We settled into our designated spots on the couch with our big salads, and watched half an hour of something or other, until the oven timer interrupted us with a loud buzz. Down went the salad bowl, and up went I to the kitchen, fumbling to find the oven mitts. I poked the metal spike of the digital meat thermometer into the thickest part of the biggest piece of chicken, and pressed the button. Numbers appeared on the screen and began to climb, slowing to a crawl around 80. Concerned, I checked the setting on the oven - 375 as usual - and then tried the temperature in a different piece of chicken. No difference: the temperature still wouldn't get past 80.

Damn.

"It's going to be a while, honey. I should have pounded these stupid things; they're too fat and they're going to take a while." I offered him some mashed potatoes, but he was content to wait, so I covered the baking dish with some foil and put it back into the heat, setting the timer for 25 more minutes and returning to my mindless TV.

More buzzing, more fumbling for oven mitts, more temperature-taking. This time the numbers stopped near 100. I may have cursed at this point. I may have flapped a dish towel around in frustration.
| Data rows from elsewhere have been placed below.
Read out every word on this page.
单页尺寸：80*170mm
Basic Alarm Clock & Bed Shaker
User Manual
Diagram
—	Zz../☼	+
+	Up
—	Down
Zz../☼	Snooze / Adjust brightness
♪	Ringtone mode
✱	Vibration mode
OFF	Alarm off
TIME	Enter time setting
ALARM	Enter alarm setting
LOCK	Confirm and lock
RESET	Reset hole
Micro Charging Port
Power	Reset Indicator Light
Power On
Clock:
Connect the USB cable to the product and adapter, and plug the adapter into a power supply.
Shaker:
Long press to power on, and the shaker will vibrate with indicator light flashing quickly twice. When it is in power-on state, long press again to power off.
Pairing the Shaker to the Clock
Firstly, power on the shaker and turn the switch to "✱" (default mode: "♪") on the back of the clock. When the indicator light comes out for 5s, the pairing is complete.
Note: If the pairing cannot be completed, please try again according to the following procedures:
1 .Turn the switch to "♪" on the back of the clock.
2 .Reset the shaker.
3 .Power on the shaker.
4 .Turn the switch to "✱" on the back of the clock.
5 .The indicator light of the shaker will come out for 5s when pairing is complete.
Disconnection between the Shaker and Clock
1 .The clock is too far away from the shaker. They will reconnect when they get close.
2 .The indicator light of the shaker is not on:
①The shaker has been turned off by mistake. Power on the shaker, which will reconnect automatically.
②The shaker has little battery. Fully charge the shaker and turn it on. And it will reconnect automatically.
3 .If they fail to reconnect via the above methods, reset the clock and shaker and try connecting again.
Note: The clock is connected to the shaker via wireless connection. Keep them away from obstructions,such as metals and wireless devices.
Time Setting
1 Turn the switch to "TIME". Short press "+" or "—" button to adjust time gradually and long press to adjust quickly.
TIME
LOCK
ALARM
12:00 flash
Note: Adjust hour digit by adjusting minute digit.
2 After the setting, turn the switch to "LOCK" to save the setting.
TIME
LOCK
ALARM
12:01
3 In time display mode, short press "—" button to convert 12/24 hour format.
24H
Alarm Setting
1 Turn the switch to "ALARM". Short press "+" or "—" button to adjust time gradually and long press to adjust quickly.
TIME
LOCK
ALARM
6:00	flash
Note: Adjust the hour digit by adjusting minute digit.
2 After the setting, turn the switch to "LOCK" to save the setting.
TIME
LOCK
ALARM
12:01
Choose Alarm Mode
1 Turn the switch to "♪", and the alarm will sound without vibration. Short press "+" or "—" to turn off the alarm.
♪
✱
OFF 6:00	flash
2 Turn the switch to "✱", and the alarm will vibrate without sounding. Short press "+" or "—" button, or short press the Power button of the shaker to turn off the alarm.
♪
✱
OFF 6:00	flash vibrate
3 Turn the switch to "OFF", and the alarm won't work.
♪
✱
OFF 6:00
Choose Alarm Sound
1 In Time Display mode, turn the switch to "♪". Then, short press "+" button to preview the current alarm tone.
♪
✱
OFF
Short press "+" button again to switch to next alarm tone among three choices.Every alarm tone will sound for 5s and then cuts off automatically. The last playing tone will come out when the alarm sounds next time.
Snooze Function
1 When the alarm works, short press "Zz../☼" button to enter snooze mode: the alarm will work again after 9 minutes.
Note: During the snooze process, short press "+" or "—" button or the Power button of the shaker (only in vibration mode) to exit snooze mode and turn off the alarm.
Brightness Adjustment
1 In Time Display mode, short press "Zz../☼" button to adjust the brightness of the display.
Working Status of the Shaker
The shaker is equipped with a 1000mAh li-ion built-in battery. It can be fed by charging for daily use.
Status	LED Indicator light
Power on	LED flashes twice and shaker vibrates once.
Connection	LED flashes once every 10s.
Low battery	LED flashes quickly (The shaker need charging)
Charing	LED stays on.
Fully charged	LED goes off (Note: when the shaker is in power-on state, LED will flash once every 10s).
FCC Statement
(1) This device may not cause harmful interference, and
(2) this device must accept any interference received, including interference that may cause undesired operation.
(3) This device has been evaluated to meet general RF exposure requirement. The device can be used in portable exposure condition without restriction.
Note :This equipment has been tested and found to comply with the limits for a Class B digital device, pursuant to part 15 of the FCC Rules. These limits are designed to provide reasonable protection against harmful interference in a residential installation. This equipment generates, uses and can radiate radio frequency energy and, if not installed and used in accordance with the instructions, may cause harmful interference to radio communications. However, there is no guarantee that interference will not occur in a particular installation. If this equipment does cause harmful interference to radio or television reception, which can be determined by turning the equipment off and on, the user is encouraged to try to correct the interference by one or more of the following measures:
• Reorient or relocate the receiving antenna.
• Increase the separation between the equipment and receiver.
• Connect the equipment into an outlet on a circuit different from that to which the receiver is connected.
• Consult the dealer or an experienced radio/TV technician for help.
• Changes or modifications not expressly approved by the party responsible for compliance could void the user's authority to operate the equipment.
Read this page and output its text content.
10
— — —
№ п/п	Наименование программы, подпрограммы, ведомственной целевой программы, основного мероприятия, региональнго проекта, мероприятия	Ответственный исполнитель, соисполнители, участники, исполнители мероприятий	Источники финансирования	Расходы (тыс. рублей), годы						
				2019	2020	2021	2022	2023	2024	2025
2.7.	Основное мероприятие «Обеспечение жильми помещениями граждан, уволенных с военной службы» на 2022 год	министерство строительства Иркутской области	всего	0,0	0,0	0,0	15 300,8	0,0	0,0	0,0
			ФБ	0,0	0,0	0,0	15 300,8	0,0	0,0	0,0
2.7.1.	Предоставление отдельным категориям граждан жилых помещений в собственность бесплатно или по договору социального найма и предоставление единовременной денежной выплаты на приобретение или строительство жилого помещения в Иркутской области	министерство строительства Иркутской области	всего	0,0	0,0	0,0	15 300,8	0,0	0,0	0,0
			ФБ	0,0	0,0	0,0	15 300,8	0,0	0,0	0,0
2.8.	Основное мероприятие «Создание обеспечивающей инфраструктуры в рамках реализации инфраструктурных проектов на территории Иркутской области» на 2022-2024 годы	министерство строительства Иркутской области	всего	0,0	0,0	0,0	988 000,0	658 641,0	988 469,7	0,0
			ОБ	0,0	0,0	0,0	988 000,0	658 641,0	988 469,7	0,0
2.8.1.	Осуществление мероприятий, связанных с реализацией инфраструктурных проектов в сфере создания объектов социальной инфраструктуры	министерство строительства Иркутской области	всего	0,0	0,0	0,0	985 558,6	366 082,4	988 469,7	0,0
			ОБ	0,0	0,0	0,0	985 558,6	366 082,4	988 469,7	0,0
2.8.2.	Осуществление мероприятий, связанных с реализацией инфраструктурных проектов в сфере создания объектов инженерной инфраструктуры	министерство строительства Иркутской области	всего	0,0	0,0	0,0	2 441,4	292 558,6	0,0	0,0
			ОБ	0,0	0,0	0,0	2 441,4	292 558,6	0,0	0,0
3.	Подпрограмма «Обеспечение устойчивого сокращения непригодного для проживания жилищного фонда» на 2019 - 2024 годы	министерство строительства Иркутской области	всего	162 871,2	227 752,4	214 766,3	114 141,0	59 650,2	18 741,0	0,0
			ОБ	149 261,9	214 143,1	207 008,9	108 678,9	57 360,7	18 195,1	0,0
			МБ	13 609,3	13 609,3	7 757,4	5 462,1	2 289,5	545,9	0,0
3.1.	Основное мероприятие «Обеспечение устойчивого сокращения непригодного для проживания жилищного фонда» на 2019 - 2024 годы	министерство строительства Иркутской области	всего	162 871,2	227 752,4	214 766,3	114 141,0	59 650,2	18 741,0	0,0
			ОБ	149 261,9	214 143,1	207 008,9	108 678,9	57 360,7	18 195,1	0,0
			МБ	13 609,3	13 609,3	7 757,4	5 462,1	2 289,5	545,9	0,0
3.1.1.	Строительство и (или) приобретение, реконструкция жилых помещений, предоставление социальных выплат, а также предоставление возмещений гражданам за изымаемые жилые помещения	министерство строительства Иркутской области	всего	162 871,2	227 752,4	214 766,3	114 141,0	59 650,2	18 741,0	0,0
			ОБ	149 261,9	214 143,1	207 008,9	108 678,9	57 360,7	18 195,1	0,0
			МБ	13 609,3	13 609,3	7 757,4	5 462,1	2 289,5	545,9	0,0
"Fine", I may have muttered to myself, "if they don't want to cook in the oven, I will nuke these sons of bitches. They won't taste right but we'll be able to eat something before midnight, and maybe this way I won't kill us with salmonella!"

"They won't get up to temp," I informed my hungry husband, "so I'm just going to nuke them so we can eat. They're supposed to get to 165 to not kill us, and they're still way below that."

One and a half minutes of full-power microwaving later, the thermometer still didn't want to get past 105. I flung it onto the counter and tried to think what the hell else I had in the fridge so I could throw together a quick replacement dinner. And that's when I saw it. 

The readout of the digital meat thermometer, still on, a few feet away on the counter.

It said: 21.

Oven-mittened facepalm ensued.

"Um, honey? I think I just had a GPS moment."

There were two seconds of silence, and then a giggle from downstairs.

"Celsius?"

It amazes me that no other explanation was required.

We ate the chicken. On the bright side, even the hyperthermophilic* bacteria that live beside superheated ocean vents can't survive past 105C, so we were definitely safe from Salmonella.

*Hyperthermophilic: loves extreme heat.